Regional development aims to create jobs, improve living standards and build infrastructure in areas with low economic growth or undeveloped potential. It encompasses the process of building new economies and boosting existing ones, as well as the creation of clean energy sources and other environmental initiatives.

Increasingly, the world’s regions are becoming aware of the need to balance economic growth with environmental stewardship. This shift has led to a greater emphasis on sustainability in regional development practices, encouraging communities to adopt green technologies and invest in clean, renewable energy sources. Additionally, there is increased focus on local community involvement in development projects to ensure that they meet the needs of people in the area.

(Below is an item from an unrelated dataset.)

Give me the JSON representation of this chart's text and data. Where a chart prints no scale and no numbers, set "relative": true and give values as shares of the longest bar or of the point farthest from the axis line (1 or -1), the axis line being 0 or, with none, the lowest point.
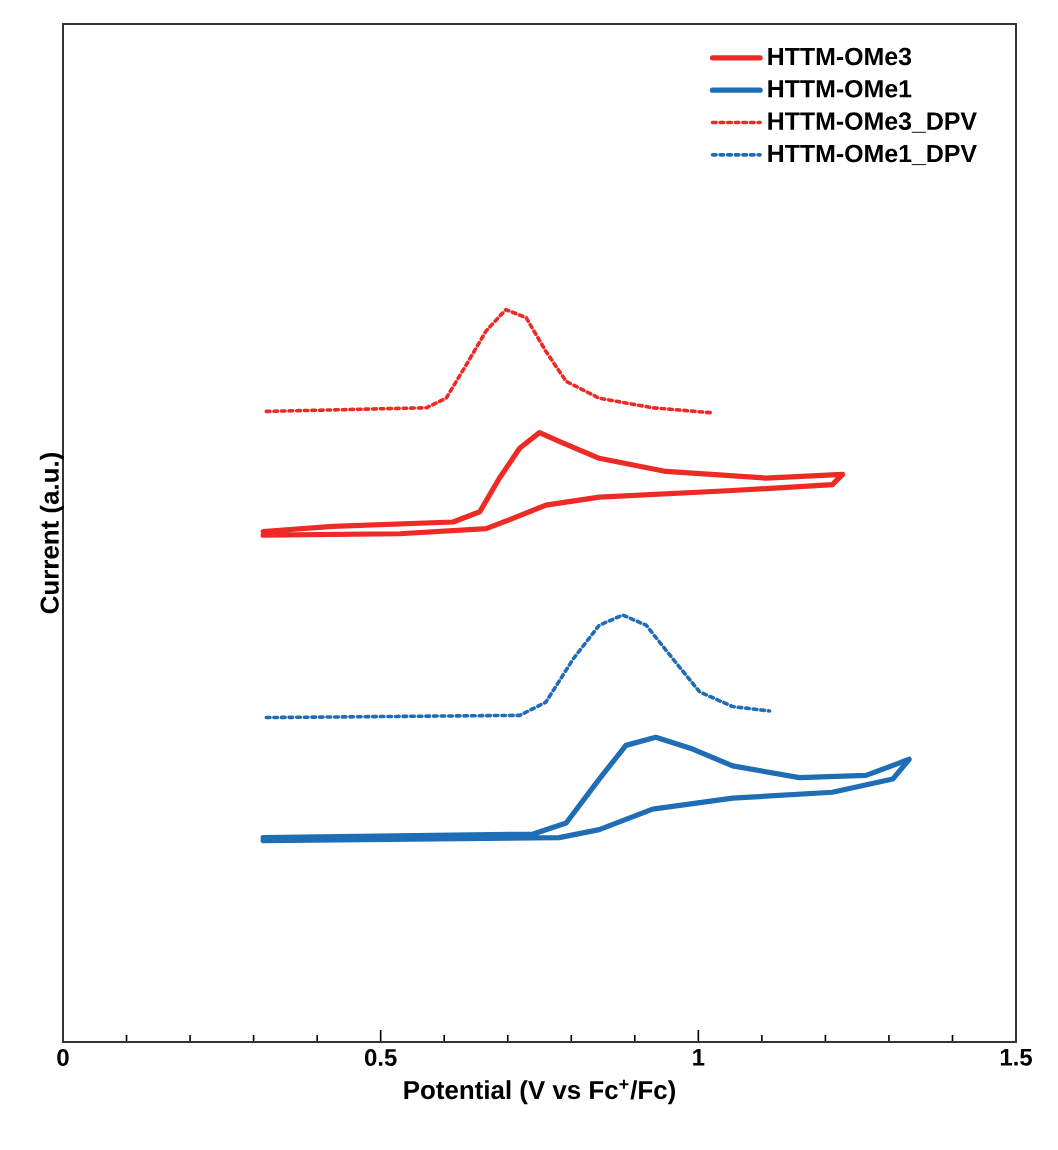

Many of these trends are in line with the approach espoused in this article, which advocates a more holistic view of regional development. This includes looking at noneconomic forces that may shape the trajectories of development, such as culture and institutions. It also includes examining the complex network of interactions between firms and their surrounding environment, which is increasingly being described as an innovation system.

In the past, this approach to regional development was largely focused on economics, and it is still an important component of two influential strands of literature, evolutionary economic geography (EEG) and regional innovation systems (RIS). However, there is growing recognition that these approaches overlook a number of key factors that can influence a region’s potential for successful development. These include power relations between different actors, and the way in which these are shaped by language (e.g., metaphors) and the ways in which those relationships are structured through networks and assemblages.